Developing an experimental platform to test new polyp-prevention therapies in familial adenomatous polyposis
Lead researcher: Dr Anna Maria Ochocka-Fox
Location: University of Edinburgh
Grant award: £24,341
Dr Ochocka-Fox used tissue from people with familial adenomatous polyposis (FAP) to build a new resource to support research into better treatments for this condition.
The challenge
FAP is a rare inherited condition that causes people to develop a large number of polyps in their bowel and gives an almost 100% risk of developing bowel cancer before the age of 40. It’s caused by an inherited mutation of the APC gene.
Many people with FAP have preventative surgery to remove their whole bowel, but such a surgery has significant health and wellbeing impact, and so there’s a need to develop new therapies that can slow these polyps from forming or progressing to cancer.
The science behind the project
This project established a new research tool that can be used to test such new therapies. The researchers took polyps from FAP patients and grew them into organoids, 3D miniguts that replicate some of the tissue structures found in the bowel.
In each polyp they studied the specific APC mutations and measured the activity of the biological pathway that APC acts in. The organoids were then stored to be available to test treatments.
Results
Dr Ochocka-Fox has successfully created organoids from 21 patients at the Western General Hospital in Edinburgh. These are stored and continue to be used by the lab to study APC mutations.

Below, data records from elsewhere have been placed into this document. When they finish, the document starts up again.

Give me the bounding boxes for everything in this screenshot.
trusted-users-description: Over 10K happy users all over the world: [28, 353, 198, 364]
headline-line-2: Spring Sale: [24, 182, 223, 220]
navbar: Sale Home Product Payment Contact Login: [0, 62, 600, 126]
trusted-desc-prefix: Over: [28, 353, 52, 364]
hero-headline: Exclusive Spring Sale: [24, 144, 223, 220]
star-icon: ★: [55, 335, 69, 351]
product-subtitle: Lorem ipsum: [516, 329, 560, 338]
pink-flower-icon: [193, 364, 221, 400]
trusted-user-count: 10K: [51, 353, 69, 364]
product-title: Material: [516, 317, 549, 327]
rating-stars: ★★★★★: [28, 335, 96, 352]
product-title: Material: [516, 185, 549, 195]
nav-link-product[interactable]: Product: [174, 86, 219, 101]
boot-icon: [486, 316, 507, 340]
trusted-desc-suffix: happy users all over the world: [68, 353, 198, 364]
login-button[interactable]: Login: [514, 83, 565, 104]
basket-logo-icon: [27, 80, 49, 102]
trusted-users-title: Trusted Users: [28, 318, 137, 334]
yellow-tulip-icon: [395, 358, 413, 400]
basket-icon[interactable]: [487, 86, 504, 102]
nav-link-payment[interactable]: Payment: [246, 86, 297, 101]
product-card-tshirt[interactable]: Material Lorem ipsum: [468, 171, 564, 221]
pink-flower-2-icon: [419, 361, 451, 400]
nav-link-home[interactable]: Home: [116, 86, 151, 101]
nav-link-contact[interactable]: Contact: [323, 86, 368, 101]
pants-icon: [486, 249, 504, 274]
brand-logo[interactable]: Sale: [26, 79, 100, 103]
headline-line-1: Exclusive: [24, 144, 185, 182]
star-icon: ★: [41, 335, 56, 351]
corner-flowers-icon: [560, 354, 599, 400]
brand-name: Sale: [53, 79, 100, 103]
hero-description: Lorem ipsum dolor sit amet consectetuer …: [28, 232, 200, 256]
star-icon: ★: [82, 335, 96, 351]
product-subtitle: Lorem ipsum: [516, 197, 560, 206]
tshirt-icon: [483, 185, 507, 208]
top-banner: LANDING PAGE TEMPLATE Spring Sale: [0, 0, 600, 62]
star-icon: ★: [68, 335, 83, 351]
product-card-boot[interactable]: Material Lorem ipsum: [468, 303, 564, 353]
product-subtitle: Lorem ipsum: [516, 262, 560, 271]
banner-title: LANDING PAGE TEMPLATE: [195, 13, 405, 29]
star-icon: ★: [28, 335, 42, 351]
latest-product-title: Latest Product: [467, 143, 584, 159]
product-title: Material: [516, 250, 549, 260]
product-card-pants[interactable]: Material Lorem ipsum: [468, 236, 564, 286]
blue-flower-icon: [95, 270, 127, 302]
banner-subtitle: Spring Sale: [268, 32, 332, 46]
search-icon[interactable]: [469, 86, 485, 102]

Having this resource available helped to successfully apply for over £1 million of further funding from the Medical Research Council and Cancer Research UK. These grants are for more work to improve our understanding of bowel cancer and develop drugs to prevent cancer development in FAP.
What difference will this project make?
Providing a bank of organoids as a test platform will support development of new therapies for FAP patients, both for prevention and treatment. Reducing the need for preventative whole bowel removal without increasing cancer risk would greatly improve quality of life for people with FAP.
The study of the specific mutations and biology of each different organoid will also increase our understanding of the condition.
Around 80% of sporadic bowel tumours in people without FAP have a mutation in the APCgene, so insights from these organoids could also have wide benefits for bowel cancer patients beyond the FAP group.